La caridad, es, en cierto sentido "sacramental"; comunica y revela a Dios. Es, al mismo tiempo, signo y semilla, testimonio y obsequio.

La caridad nos capacita para descubrir al Dios del Amor, que permaneciendo en esa caridad no solo se revela a sí mismo como Amante del genero humano y proveedor de nuestra pobreza, sino que en esos mismos actos de caridad es donde muestra su amor a la humanidad y colma esa pobreza.

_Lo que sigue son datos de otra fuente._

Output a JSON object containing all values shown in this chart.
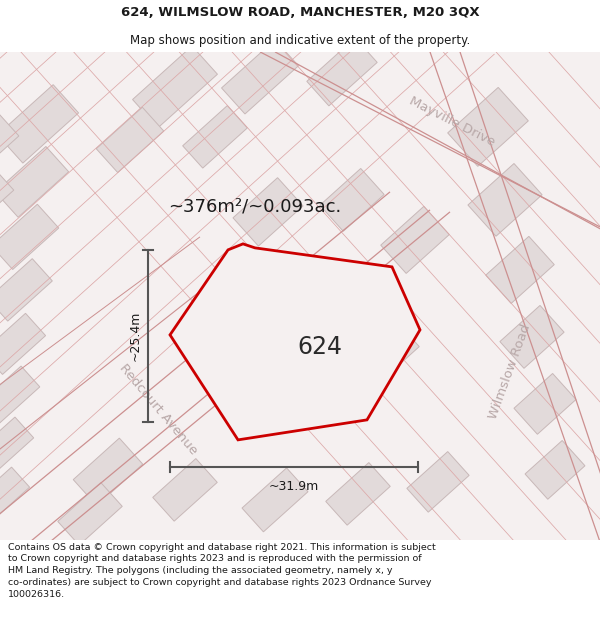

La caridad no solo convence y se comunica, sino que también tiene fuerza de atracción, cobrando tal belleza y atractivo que inspira tanto al creyente como al agnóstico, y se convierte en un reflejo del resplandor de Dios mismo. Es un espejo de la auténtica belleza de Dios. Nuestras obras de caridad ciertamente son "algo hermoso para Dios", ya que la caridad es una participación de Dios y de la misma belleza de Dios. En cierto modo, la caridad es belleza.

En razón de esta belleza, ya que es atractiva, la caridad reclama una respuesta amorosa y espontánea por parte del que la ejercita. La caridad invita, estimula, enardece, se hace "contagiosa". Los ideales solo atraen cuando se viven, cuando toman cuerpo en nosotros, cuando son fruto nuestro.

La belleza cobra fuerza solo cuando se le da forma; "para aprender lo que es la caridad, necesitamos vivirla" (MT). Michael Gómez, el que en un principio dio cobijo a la Madre Teresa cuando aun era desconocida y vivía en las calles sin otra ayuda que Dios, en cierta ocasión comentó, haciendo referencia a esta fuerza contagiosa de sus obras de caridad: "cada obra ha tenido un comienzo sencillo y humilde. Por ejemplo, sus escuelas en los suburbios. Se da cuenta de la necesidad de implantar una en un determinado lugar, el suelo es la pizarra, la tiza es un palo, y el numero de chavales comienza a aumentar. Uno que pasa por allí lo ve con sorpresa y da una mesa, después otro regala una pizarra y así sucesivamente". La caridad resplandece por sí misma, es fructífera y se propaga con el frescor y vitalidad del mismo Dios.

Solo los que han recibido amor pueden creer en el amor. Solo los que han visto lo que es la caridad son capaces de creer en un Dios de caridad al que no pueden ver. Y una vez percibida esta caridad no solo nos lleva a creer, sino que nos mueve nuevamente hacia la caridad que, a su vez, reanuda el ciclo de: fe-atracción-respuesta en los otros.

Esta es nuestra vocación, revelar a Dios. Este dar a conocer a Dios, proclamando Su presencia que consiste en predicar a Cristo con palabras y obras fruto de una caridad ministerial que, aun siendo pequeña, refleja la belleza de la Santísima Trinidad. ¿Es el Cristianismo la auténtica respuesta a la sed que padece el mundo? Que nuestras vidas y nuestras respuestas sean verdaderamente una manifestación de la vida y respuesta de Jesús: "Id a decidle a Juan lo que habéis visto..." (Lc 7:20).